1763-10-20, de Voltaire [François Marie Arouet] à Charles Manoël de Végobre.

J'ai de fortes raisons, Monsieur d'espérer que Mr De Maupeou nous sera favorable.
J'attends une réponse de Mr Mariette à qui j'ai demandé quand on pourait mettre l'affaire de made Calas sur le bureau. Il m'avait toujours flatté que ce serait quelque temps après la st Martin; je l'espère encor, et j'ai une grande confiance dans le zèle de nos amis de Paris qui ne nous abandonneront point.

D'ailleurs, l'admission de la requête est un préliminaire qui ne permet pas de douter qu'on ne nous rende une justice complette. Il me semble qu'il suffit de la demander pour l'obtenir.

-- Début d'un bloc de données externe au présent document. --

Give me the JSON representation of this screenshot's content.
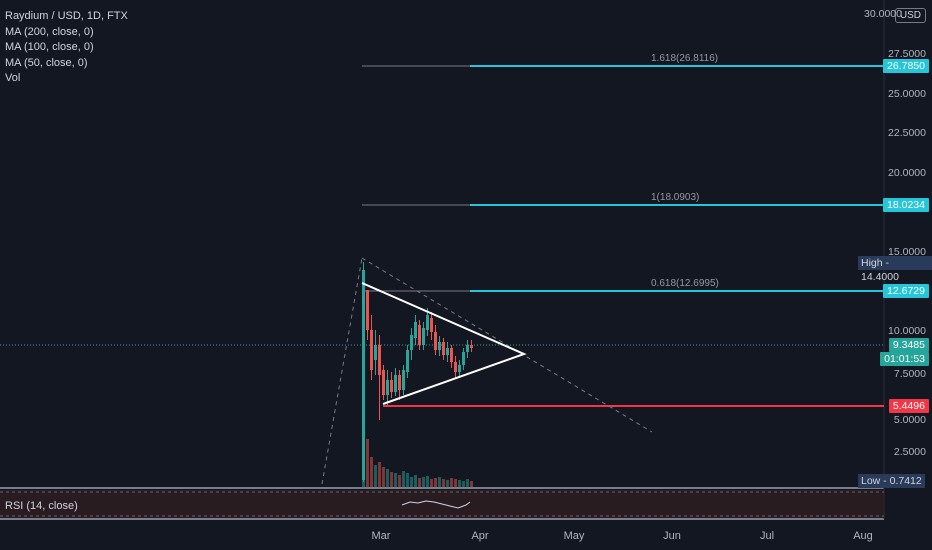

Admettre la requête, c'est déclarer Calas innocent; et on ne peut reconnaitre son innocence sans convenir que ses juges sont des prévaricateurs. Il faut renoncer à toute justice, ou accorder des dédommagements à la veuve. Tous les avocats sont unanimement de cette opinion.

Pour moi, Monsieur, je ne ralentirai pas mes soins et mes démarches; je continuerai comme j'ai commencé, et j'espère que nous serons bien secondez. Je vous suplie quand vous verrez Mr De Brus, de vouloir bien lui faire mes compliments, aussi bien qu'à Mr de Carbon. Mr le Mal de Richelieu qui est malade aux eaux, ne m'a point encor répondu sur ce qui regarde ce gentilhomme. J'aurai l'honneur du lui écrire dès qu'il sera de retour à Bordeaux. La vie est bien courte et les affaires bien longues.

J'ai l'honneur d'être avec les sentiments les plus respectueux, Monsieur, vôtre très humble et très obéïssant serviteur

V.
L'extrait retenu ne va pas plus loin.